Written by Kim M. Gruver Edited by David Bushart

What’s cognition got to do with ataxia? Could the cerebellum mediate both cognitive and motor symptoms in the same disease? And how can scientists use mice to find out?

Spinocerebellar ataxia type 1, or SCA1, is a progressive neurodegenerative disease that has no cure. In SCA1, an expanded CAG repeat sequence in the ATXN1 gene increases the chain length of the amino acid glutamine (Q), so SCA1 is called a “polyQ” disease. As suggested by its name, the cerebellum is a heavily affected brain region in SCA1. Since the cerebellum is involved in motor coordination, it is no surprise that dysregulated control of movement, or ataxia, is a major symptom of SCA1.

However, what may come as a surprise is that some SCA1 patients also experience changes in cognition in addition to ataxia. Since the mutated ATXN1 gene is found throughout the brain, it has been difficult to tease apart whether the cerebellum contributes to the cognitive symptoms of SCA1 in addition to the motor symptoms. It is possible that cognitive symptoms of SCA1 might be exclusively caused by brain regions other than the cerebellum. For example, ATXN1 is also highly expressed in the prefrontal cortex, a region known for mediating many cognitive processes. But before we discount the possibility that the cerebellum plays a role in the cognitive symptoms experienced by some SCA1 patients, it is important to note an interesting observation in neuroscience research that has emerged in recent decades. Scientists have described a surprising role of the cerebellum in a host of neurological disorders like autism and schizophrenia. In light of these findings, that the cerebellum could be implicated in both the motor and cognitive symptoms of SCA1 may not be so far-fetched.

Two lab mice from the National Institutes of Health, image courtesy of WikiMedia.

A powerful tool on the researcher’s lab bench to study diseases like SCA1 is the laboratory mouse. Since 1902, mice have played an indispensable role in disease research. Scientists can breed mice that express human genes, such as a mutated form of ATXN1, to figure out what goes awry in diseases like SCA1. Animal models of disease help researchers to identify potential treatment strategies that may be useful to humans. Since such in-depth analysis and careful experimental manipulation is impossible in human patients, animal models are an invaluable tool to study diseases like SCA1.
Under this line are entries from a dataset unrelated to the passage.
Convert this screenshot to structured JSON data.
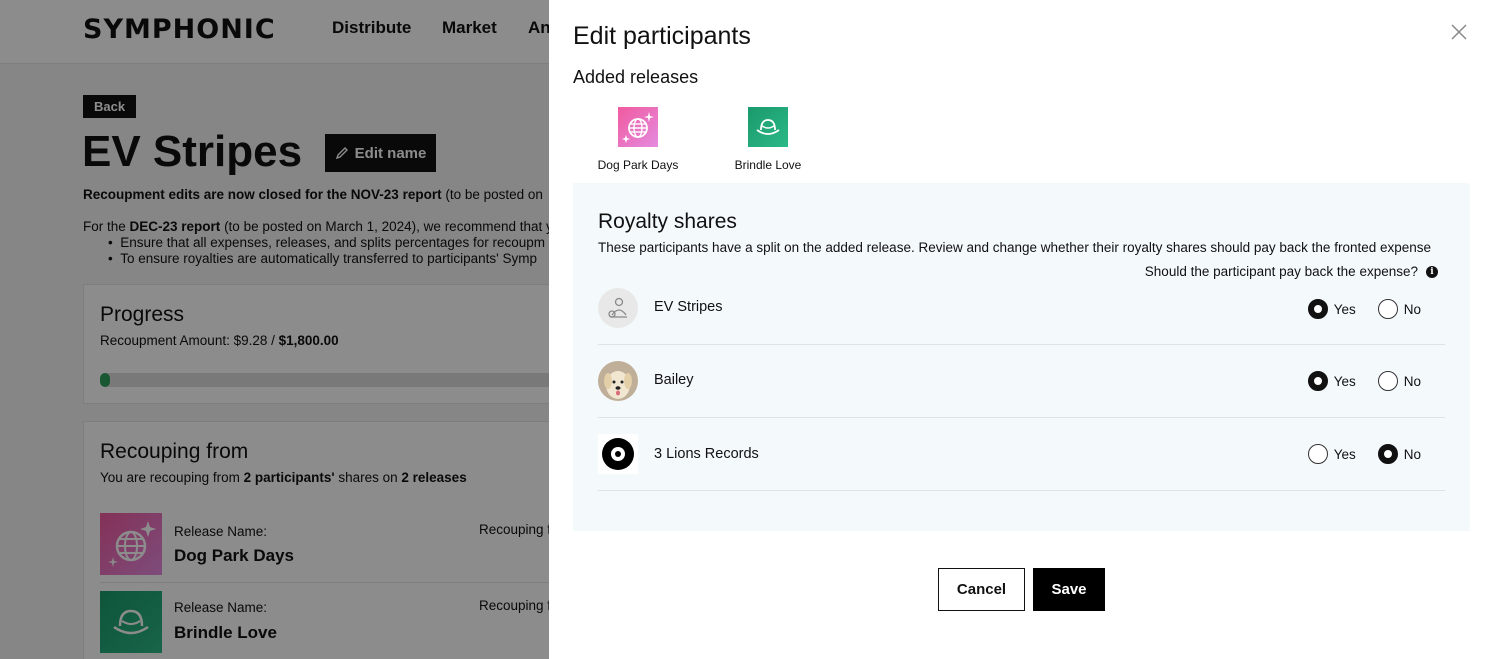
{
  "background": {
    "logo": "SYMPHONIC",
    "nav": [
      "Distribute",
      "Market",
      "An"
    ],
    "back_label": "Back",
    "title": "EV Stripes",
    "edit_name_label": "Edit name",
    "notice_bold": "Recoupment edits are now closed for the NOV-23 report",
    "notice_rest": " (to be posted on",
    "notice2_prefix": "For the ",
    "notice2_bold": "DEC-23 report",
    "notice2_rest": " (to be posted on March 1, 2024), we recommend that y",
    "bullets": [
      "Ensure that all expenses, releases, and splits percentages for recoupm",
      "To ensure royalties are automatically transferred to participants' Symp"
    ],
    "progress": {
      "title": "Progress",
      "amount_prefix": "Recoupment Amount: $9.28 / ",
      "amount_total": "$1,800.00",
      "fraction": 0.005
    },
    "recouping": {
      "title": "Recouping from",
      "sub_prefix": "You are recouping from ",
      "sub_bold1": "2 participants'",
      "sub_mid": " shares on ",
      "sub_bold2": "2 releases",
      "releases": [
        {
          "label": "Release Name:",
          "name": "Dog Park Days",
          "recouping_label": "Recouping f"
        },
        {
          "label": "Release Name:",
          "name": "Brindle Love",
          "recouping_label": "Recouping f"
        }
      ]
    }
  },
  "drawer": {
    "title": "Edit participants",
    "added_releases_label": "Added releases",
    "releases": [
      {
        "name": "Dog Park Days",
        "color": "#e86bb8"
      },
      {
        "name": "Brindle Love",
        "color": "#1fa57a"
      }
    ],
    "royalty": {
      "title": "Royalty shares",
      "description": "These participants have a split on the added release. Review and change whether their royalty shares should pay back the fronted expense",
      "question": "Should the participant pay back the expense?",
      "yes_label": "Yes",
      "no_label": "No",
      "participants": [
        {
          "name": "EV Stripes",
          "selected": "yes"
        },
        {
          "name": "Bailey",
          "selected": "yes"
        },
        {
          "name": "3 Lions Records",
          "selected": "no"
        }
      ]
    },
    "cancel_label": "Cancel",
    "save_label": "Save"
  }
}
In the SCA1 field, scientists use multiple animal models to study SCA1. Researchers have harnessed the differences between these mouse models to address different questions, such as:

  • “How does the number of CAG repeats affect SCA1 symptoms in mice?”
  • “What happens if the ATXN1 gene is removed altogether?”
  • “Do SCA1 symptoms still occur if the mutant ATXN1 gene is restricted to cerebellar Purkinje cells?

 In mice and in humans, we know that the length of the polyQ expansion in the ATXN1 gene correlates with both the severity and the age of symptom onset of SCA1. Mice that express more CAG repeats (a longer polyQ expansion) in their ATXN1 gene experience more severe symptoms that start earlier in life than mice with a shorter polyQ expansion. When mutant ATXN1 expression is restricted to Purkinje cells in the cerebellum, mice display motor impairments similar to what is observed in mice with mutant ATXN1 expression everywhere in the brain. This tells us that disrupting healthy ATXN1 expression in Purkinje cells alone is sufficient to cause motor symptoms that stem from SCA1. To put it plainly, mouse models of SCA1 have been a crucial component of SCA1 research.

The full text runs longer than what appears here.